Many of the measures imposed to control the spread of Coronavirus have resulted in significant changes in our lives. As many countries all over the world are still in some form of lockdown, a new-found silence has emerged onto our streets, into our homes and work and into places of worship, recreation and learning.
For some, this quietude has been a welcome chance to reflect or listen- especially to the birdsong not usually heard because of traffic noise. But sometimes silence can be deafening as well as isolating. For many Lesbian, Gay, Bisexual, Trans and Intersex people, silence is neither a new nor welcome companion. Sadly many of us have found ourselves silenced by fear, shame, stigma or discrimination, either in the past or during the current crisis.
It is often the case that those whose voices are silenced have to work the hardest to break through and be heard. Yet communities who have to fight hard to be heard adapt quickly to new challenges. References are already being made to the similarities that exist between how LGBTI people came together to respond to the HIV/AIDS epidemic in the 1980s and 90s – and how communities are mobilising during the current Covid19 crisis. Certainly, many LGBTI organisations and communities have responded to the current pandemic in innovative ways. Events that bring communities together to share experiences and expertise have seamlessly moved online, but so too have other initiatives aimed at reducing isolation and improving mental health and wellbeing.
It is important to recognise that however valuable these developments are they are entirely dependent on an individual’s ability to access support and on the continued viability of the organisations to provide it.
Across the Commonwealth, LGBTI people face numerous barriers to access support in their countries, whether as a result of criminalisation and widespread discrimination, or through economic disadvantage and social isolation. The importance of face-to-face outreach and service delivery – and the human connection it provides to the most marginalised in society – cannot be underestimated. Neither can the risks posed to LGBTI people when existing forms of support are reduced or lost entirely as a result of the crisis. For this reason, it is vital that those who can continue to provide their support and continue to lend their voices and influence.
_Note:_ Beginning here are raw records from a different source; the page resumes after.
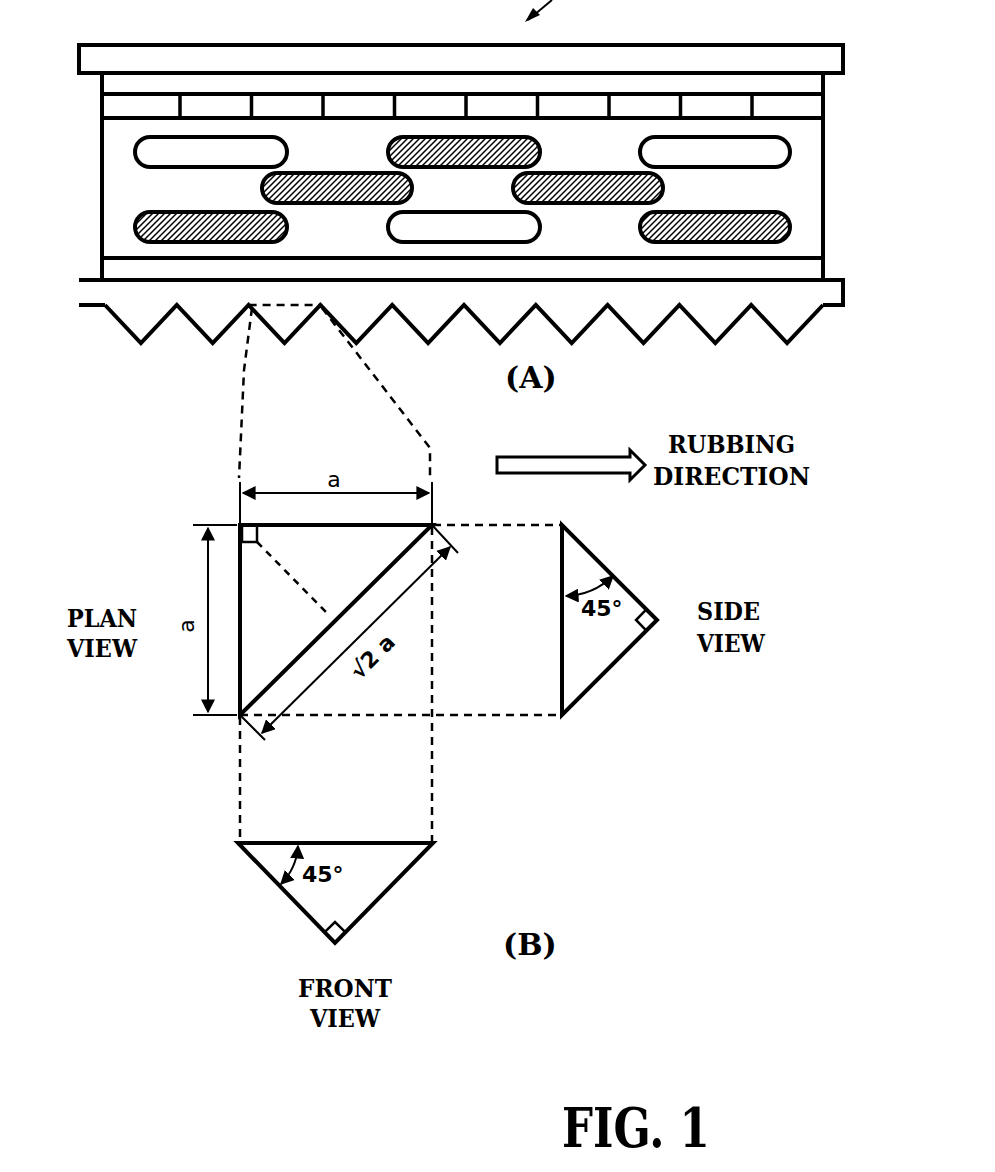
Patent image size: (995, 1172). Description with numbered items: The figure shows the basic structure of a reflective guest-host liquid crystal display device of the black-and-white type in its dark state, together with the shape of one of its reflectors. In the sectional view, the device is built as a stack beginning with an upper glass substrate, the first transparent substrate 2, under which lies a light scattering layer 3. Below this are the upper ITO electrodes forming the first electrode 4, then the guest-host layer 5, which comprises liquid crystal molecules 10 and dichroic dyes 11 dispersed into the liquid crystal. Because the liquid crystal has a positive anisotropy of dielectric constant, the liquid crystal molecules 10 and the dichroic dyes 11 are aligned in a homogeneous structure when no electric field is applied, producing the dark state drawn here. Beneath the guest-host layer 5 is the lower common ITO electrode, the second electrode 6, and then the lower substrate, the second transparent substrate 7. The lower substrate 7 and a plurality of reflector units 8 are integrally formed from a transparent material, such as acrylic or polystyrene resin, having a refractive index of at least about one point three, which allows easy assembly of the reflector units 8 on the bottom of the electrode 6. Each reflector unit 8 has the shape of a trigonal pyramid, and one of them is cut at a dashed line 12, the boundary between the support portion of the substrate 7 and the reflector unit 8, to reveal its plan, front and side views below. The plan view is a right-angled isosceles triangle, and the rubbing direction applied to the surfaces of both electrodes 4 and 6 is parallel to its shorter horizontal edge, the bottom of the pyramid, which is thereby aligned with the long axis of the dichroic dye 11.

The first transparent substrate 2 is at (835, 54).
The light scattering layer 3 is at (812, 83).
The first electrode 4 is at (810, 105).
The guest-host layer 5 is at (780, 193).
The liquid crystal molecules 10 is at (773, 153).
The dichroic dyes 11 is at (790, 228).
The second electrode 6 is at (803, 267).
The second transparent substrate 7 is at (822, 295).
The reflector units 8 is at (797, 325).
The dashed line 12 is at (283, 308).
National Human Rights Institutions recognise the unique factors that impact the safety and wellbeing of LGBTI people across the globe. Responses to the Covid19 pandemic must never be used as an excuse by those in power to enact discriminatory policies, perpetuate stereotypes, or perpetrate acts of violence against LGBTI people in the name of public health. Indeed it is the duty of National Human Rights Institutions to monitor and report on human rights to ensure that states are held accountable for their actions. We know that the rights of LGBTI people are often intersectional, and are sometimes closely connected to other groups who are disproportionately vulnerable and likely to be impacted by the virus – such as women and children, older people and people with disabilities.
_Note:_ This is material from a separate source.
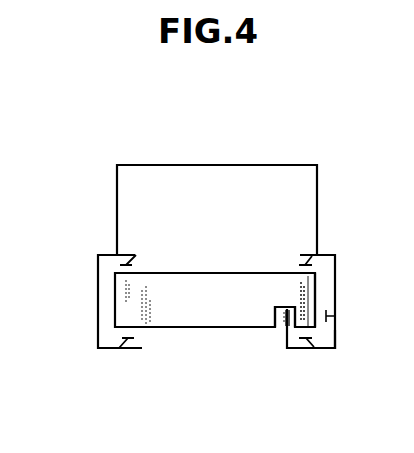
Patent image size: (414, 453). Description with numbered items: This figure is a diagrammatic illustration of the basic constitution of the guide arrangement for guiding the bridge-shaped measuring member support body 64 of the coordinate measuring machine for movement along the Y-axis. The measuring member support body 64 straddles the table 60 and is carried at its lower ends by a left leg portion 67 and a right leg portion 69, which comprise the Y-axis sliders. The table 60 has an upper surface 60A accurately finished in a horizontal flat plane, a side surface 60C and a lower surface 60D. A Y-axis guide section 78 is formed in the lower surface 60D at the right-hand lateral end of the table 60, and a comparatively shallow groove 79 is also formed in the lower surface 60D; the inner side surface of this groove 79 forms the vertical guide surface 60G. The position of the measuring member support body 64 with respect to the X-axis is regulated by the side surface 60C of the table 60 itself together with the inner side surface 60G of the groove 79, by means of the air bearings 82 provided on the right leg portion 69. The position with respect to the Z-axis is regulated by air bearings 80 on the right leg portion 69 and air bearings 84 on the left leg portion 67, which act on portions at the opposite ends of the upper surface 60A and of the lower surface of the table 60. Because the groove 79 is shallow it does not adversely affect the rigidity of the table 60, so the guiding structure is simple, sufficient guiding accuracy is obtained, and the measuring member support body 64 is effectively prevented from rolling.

We are therefore working with partners in government, industry and civil society to ensure that the rights of LGBTI people and communities are not deprioritised, that organisations providing essential services and support are adequately funded, and that existing inequalities are not exacerbated by new measures responding specifically to the crisis. Furthermore, we are collaborating to establish approaches that place people and rights at the forefront of policymaking, service delivery and responses to the virus.
In order to enhance these approaches, the power of our networking has never been more important. Networks like the Commonwealth Forum of National Human Rights Institutions bring together human rights experts from around the world to share intelligence and improve collective action to protect and enhance human rights both locally and internationally.
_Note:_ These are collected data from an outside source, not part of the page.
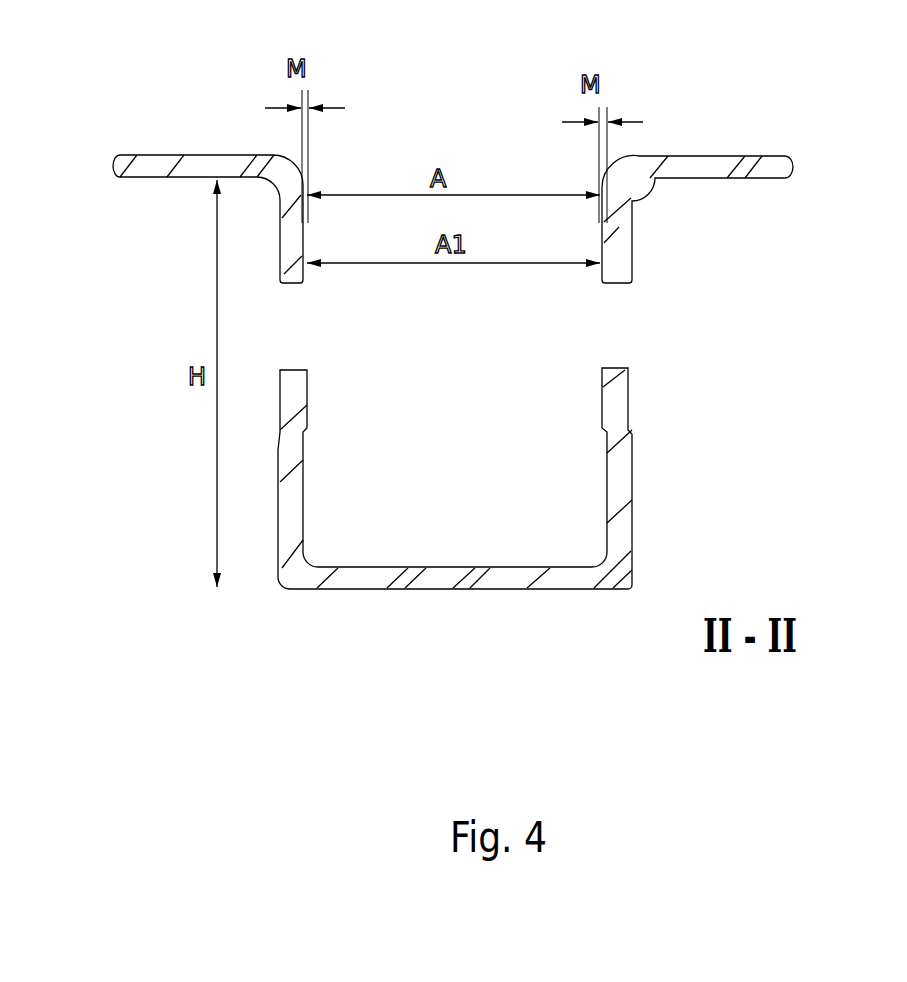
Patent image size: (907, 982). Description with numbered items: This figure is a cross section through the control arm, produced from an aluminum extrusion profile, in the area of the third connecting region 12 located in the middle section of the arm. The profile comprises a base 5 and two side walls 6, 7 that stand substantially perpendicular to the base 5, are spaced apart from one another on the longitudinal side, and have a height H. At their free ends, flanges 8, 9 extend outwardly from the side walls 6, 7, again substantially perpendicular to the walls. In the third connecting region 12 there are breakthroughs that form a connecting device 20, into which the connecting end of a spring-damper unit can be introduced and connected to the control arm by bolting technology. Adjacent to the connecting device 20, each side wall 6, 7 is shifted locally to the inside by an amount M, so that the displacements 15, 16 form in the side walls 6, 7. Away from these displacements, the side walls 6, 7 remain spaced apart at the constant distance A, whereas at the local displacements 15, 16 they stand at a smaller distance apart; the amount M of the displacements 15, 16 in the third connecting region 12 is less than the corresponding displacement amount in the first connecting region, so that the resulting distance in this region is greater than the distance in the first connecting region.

The base 5 is at (480, 586).
The side wall 6 is at (296, 495).
The side wall 7 is at (613, 502).
The flange 8 is at (193, 165).
The flange 9 is at (752, 165).
The third connecting region 12 is at (293, 642).
The displacement 15 is at (298, 247).
The displacement 16 is at (615, 252).
The connecting device 20 is at (297, 325).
We know that there is still much more to be done to protect LGBTI rights at home and across the Commonwealth. However, today we are proud to join the many organisations marking International Day Against Homophobia, Biphobia, Intersexism and Transphobia, and to lend our voice to help break the silence and end stigma and discrimination against LGBTI people in all its forms. As we continue to struggle with the global challenges posed by Covid19, the works of national human rights institutions becomes more important than ever.